PS: Nur weil Rechtschreibung nicht dein Ding ist, heißt das nicht, dass du sie komplett ignorieren kannst.


----------



## PC GAMER (31. Juli 2011)

*AW: was nütz mehr mhz bei arbeitsspeicher*

aber warum giebt es dan 1333 und 1600 und 1866mhz?   und das zu hohen breisen.


----------



## ghostadmin (31. Juli 2011)

*AW: was nütz mehr mhz bei arbeitsspeicher*

Weil es sich besser verkauft.
Weil es Leute gibt, die glauben es bringt was.
Weil es manche Leute brauchen um stark zu übertakten wenn die CPU keinen freien Multi hat.
Weil die Hersteller damit mehr Geld machen können.
Weil die Hersteller zeigen wollen was sie tolles können.
Weil mir jetzt nichts mehr einfällt, vielleicht fällt einem anderen ja noch was ein.


----------



## PommesmannXXL (31. Juli 2011)

*AW: was nütz mehr mhz bei arbeitsspeicher*

Weil es Bencher gibt, für die jedes Prozent was bringt und diese 1-2 Prozent kann die höhere Taktung bewirken. 

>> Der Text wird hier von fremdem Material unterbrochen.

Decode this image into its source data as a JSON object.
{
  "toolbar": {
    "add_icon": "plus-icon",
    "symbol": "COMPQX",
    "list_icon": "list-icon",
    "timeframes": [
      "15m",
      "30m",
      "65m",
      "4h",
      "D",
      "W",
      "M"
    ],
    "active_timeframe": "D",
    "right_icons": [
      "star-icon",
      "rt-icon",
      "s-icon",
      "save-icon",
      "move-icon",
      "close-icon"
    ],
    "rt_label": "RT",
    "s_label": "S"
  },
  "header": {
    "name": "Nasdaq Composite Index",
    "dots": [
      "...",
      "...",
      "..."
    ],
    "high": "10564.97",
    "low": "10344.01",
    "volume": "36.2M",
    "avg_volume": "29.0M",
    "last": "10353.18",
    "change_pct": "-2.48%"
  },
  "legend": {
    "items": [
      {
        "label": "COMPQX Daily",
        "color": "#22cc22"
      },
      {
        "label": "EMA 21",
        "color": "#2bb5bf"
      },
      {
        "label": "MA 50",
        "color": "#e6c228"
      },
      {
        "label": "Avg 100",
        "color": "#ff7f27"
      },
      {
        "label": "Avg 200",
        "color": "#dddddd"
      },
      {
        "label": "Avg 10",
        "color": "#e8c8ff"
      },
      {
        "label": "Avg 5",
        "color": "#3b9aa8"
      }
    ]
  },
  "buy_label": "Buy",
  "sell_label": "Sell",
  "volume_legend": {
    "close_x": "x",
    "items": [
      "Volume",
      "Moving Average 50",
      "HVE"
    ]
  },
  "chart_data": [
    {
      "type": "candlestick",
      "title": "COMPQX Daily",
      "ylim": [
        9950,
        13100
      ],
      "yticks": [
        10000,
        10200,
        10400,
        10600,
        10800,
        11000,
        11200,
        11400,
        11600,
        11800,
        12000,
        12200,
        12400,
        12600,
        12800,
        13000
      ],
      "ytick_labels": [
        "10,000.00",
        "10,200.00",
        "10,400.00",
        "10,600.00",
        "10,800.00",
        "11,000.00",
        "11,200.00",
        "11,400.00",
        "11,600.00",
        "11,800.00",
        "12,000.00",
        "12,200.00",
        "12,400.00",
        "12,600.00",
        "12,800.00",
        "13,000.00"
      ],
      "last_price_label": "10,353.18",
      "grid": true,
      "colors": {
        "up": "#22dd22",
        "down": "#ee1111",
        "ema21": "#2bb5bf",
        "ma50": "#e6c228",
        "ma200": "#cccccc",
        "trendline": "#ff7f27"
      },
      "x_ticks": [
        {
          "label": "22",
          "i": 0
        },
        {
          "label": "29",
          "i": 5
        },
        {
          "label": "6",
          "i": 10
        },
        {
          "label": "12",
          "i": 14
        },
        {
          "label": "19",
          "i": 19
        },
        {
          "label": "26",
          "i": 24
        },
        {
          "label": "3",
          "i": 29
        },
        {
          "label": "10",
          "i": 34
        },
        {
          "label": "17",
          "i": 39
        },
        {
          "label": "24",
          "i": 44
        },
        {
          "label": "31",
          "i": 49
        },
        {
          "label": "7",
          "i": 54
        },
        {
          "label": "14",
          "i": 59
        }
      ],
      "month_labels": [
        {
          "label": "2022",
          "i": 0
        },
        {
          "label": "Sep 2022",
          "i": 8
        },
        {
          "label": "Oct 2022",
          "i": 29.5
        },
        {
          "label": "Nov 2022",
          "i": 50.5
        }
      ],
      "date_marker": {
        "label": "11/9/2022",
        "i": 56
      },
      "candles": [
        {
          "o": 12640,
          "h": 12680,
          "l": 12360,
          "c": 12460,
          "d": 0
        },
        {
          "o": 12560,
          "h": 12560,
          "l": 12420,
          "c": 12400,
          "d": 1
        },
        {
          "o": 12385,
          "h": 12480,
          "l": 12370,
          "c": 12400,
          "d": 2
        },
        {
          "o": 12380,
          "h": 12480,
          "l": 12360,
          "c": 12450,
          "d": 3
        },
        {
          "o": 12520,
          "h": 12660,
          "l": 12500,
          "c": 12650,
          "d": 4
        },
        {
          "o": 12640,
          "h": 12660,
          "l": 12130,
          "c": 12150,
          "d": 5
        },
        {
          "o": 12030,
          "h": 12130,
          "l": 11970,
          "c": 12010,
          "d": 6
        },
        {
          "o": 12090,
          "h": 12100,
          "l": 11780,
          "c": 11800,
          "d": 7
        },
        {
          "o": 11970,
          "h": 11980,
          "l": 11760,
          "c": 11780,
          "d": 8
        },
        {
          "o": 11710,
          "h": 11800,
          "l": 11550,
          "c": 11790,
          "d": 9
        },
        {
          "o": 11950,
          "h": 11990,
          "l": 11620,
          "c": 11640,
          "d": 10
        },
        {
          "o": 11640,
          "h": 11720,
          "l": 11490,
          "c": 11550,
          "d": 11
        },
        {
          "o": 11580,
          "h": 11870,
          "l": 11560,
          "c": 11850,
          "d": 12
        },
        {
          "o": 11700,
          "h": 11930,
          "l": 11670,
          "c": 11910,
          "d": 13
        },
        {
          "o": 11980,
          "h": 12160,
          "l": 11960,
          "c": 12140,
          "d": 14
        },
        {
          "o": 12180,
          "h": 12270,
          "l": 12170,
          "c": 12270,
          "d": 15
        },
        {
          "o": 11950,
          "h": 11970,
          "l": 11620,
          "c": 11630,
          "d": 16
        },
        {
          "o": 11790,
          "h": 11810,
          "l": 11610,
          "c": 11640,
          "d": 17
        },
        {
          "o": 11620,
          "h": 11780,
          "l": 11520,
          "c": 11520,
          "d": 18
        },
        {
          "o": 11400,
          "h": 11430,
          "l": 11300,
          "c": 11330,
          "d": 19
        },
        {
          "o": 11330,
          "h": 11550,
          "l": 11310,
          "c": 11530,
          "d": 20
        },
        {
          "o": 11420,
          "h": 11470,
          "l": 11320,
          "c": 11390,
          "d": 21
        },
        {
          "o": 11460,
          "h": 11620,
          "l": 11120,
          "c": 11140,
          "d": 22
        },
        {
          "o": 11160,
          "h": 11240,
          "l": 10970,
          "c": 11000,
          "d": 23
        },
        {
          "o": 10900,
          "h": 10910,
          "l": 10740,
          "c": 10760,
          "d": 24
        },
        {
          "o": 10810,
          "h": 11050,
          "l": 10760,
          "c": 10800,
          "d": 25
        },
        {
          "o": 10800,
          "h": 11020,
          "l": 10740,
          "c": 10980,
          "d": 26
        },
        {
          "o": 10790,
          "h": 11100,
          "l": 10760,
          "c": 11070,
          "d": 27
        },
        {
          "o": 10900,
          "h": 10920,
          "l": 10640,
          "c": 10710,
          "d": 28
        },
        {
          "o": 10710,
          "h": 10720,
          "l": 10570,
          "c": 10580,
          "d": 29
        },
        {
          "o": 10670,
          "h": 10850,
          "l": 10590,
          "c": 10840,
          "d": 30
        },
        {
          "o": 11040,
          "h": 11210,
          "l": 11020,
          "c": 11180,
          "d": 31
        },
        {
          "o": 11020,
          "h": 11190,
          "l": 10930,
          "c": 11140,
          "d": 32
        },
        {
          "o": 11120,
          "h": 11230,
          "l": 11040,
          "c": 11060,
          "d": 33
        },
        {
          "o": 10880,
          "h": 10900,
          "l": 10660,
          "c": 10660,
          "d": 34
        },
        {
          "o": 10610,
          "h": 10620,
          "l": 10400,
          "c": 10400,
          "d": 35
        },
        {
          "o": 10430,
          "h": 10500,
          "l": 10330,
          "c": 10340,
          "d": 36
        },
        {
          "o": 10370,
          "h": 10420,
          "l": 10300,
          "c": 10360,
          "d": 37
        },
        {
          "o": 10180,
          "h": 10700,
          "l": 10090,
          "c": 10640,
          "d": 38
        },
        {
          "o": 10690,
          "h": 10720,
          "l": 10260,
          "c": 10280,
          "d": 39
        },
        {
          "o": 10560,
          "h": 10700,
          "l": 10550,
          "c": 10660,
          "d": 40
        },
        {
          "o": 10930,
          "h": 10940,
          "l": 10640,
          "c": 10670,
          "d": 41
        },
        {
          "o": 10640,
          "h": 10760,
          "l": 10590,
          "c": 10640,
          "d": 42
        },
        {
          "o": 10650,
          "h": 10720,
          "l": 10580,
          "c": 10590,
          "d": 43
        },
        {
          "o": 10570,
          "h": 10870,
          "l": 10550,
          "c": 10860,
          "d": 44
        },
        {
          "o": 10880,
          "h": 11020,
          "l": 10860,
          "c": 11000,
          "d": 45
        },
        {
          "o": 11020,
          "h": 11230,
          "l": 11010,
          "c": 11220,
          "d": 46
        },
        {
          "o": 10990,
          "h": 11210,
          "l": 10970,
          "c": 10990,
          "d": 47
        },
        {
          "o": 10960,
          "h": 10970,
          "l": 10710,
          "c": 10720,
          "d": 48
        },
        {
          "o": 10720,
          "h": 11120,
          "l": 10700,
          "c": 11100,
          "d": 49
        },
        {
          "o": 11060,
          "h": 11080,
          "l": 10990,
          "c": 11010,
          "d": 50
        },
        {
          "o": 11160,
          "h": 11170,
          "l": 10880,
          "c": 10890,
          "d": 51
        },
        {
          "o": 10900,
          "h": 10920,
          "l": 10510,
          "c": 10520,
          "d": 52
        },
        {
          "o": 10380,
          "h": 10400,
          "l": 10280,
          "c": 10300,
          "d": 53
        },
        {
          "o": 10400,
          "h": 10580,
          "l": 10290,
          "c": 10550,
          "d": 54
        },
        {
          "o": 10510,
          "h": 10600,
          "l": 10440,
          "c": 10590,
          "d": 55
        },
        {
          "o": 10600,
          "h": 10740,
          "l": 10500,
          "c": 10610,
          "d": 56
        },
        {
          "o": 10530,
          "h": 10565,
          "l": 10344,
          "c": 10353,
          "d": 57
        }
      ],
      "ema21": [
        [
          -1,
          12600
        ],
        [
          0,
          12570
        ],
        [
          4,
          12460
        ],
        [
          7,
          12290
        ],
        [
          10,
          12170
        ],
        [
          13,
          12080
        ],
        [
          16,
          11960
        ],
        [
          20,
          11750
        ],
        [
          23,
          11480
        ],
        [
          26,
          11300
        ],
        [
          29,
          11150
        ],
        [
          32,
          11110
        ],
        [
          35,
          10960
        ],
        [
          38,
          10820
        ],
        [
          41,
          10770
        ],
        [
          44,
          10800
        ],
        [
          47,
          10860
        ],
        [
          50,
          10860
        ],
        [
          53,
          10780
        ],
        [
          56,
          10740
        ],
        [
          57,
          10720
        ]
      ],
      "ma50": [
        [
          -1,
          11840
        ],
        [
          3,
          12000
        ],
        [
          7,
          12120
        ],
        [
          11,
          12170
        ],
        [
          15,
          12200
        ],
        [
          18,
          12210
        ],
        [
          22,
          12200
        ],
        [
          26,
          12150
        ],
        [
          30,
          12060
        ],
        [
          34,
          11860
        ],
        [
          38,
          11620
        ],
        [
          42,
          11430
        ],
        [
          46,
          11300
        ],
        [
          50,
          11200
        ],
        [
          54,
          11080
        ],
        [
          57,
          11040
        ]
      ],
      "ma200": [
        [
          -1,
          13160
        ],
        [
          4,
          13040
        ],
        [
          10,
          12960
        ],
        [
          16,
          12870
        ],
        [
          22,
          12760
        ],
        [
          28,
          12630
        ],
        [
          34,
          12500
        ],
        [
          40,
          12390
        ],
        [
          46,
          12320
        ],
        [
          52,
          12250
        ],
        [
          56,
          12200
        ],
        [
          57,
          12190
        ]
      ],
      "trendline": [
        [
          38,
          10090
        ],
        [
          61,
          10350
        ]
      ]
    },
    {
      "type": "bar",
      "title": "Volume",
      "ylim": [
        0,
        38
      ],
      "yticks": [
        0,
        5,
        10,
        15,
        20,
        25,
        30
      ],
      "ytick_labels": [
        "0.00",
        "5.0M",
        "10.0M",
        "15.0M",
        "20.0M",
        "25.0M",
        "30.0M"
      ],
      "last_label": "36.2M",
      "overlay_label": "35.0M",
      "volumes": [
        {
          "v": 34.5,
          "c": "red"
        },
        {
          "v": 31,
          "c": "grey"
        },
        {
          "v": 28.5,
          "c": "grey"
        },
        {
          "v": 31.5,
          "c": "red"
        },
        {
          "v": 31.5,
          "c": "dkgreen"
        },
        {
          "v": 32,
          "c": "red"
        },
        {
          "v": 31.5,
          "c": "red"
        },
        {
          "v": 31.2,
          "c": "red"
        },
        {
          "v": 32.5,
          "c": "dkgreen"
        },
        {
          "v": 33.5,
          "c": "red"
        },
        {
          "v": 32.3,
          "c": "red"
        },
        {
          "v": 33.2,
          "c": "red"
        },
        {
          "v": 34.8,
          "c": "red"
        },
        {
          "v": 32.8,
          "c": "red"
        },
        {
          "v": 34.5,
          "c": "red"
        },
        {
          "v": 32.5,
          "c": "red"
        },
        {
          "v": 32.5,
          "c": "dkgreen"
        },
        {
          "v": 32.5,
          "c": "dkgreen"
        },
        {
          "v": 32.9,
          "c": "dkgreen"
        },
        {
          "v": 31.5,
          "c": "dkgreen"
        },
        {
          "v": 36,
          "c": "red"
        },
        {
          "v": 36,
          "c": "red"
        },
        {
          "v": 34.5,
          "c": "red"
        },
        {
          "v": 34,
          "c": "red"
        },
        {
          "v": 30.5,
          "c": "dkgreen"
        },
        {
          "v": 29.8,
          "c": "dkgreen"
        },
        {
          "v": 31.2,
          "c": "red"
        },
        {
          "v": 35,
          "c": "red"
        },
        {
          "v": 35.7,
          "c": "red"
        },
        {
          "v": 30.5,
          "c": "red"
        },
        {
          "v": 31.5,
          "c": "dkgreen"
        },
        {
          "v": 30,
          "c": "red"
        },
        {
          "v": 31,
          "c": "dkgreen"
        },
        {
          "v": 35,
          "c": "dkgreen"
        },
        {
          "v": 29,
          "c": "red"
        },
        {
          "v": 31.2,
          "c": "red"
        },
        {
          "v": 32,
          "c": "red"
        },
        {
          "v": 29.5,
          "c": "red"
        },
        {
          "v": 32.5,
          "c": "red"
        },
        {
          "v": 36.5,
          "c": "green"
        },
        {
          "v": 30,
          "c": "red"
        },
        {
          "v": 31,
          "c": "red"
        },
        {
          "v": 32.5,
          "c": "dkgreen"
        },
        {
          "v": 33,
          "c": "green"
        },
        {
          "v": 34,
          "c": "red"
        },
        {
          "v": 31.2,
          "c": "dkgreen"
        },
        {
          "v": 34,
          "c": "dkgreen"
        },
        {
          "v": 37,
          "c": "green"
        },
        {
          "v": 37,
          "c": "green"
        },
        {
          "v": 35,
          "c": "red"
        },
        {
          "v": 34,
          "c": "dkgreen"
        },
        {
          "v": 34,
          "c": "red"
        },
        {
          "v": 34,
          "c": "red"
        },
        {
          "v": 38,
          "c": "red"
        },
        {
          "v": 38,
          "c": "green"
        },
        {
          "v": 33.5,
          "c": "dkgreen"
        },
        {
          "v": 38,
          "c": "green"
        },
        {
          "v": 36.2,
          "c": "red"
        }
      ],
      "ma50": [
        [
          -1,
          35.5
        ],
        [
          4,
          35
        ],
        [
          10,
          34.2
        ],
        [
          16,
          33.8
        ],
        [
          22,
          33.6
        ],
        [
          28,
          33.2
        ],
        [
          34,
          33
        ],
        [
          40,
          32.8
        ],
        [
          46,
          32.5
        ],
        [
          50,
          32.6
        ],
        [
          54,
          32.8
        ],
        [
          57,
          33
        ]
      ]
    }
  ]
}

Mehr würde mir auch nicht einfallen


----------



## Darkknightrippper (31. Juli 2011)

*AW: was nütz mehr mhz bei arbeitsspeicher*

Weil Lianos GPU den Arbeitsspeicher nutzt. Wenn dieser höher getaktet ist, steigt auch die Framerate an.


----------



## der_knoben (31. Juli 2011)

*AW: was nütz mehr mhz bei arbeitsspeicher*

Hier mal der Test dazu: Test: Welcher Speicher für

Ja, einzig Liano gewinnt durch schnelleren Speicher an Leistung. Das liegt vor allem an der Graka, da diese vom Arbeitsspeicher abgreift. Je schneller also die Anbindung ist, desto mehr FPS können Zustande kommen.


----------



## Master Shake (1. August 2011)

*AW: was nütz mehr mhz bei arbeitsspeicher*

Nur so am Rande: Es heisst Llano.


----------



## hulkhardy1 (1. August 2011)

*AW: was nütz mehr mhz bei arbeitsspeicher*

Im Grundsatz gillt das alles über 1333MHz keinen Effekt mehr hat und Geldverschwendung ist! Da Firmen Geld verdienen möchten ist Marketing alles und 2000MHz Ram klingt halt für jemand der nicht so viel Ahnung hat einfach besser!


----------



## Scooteria (1. August 2011)

*AW: was nütz mehr mhz bei arbeitsspeicher*

Der Preisunterschied zwischen 1333er und 1600MHz ist kaum erwähnenswert! Weshalb ich auch den 1600er kaufen würde! 
Aber wirklich viel Plus an Leistung bringt das nu wirklich net! 
Dann doch lieber doppelte Kapazität, denn das merkt man!


----------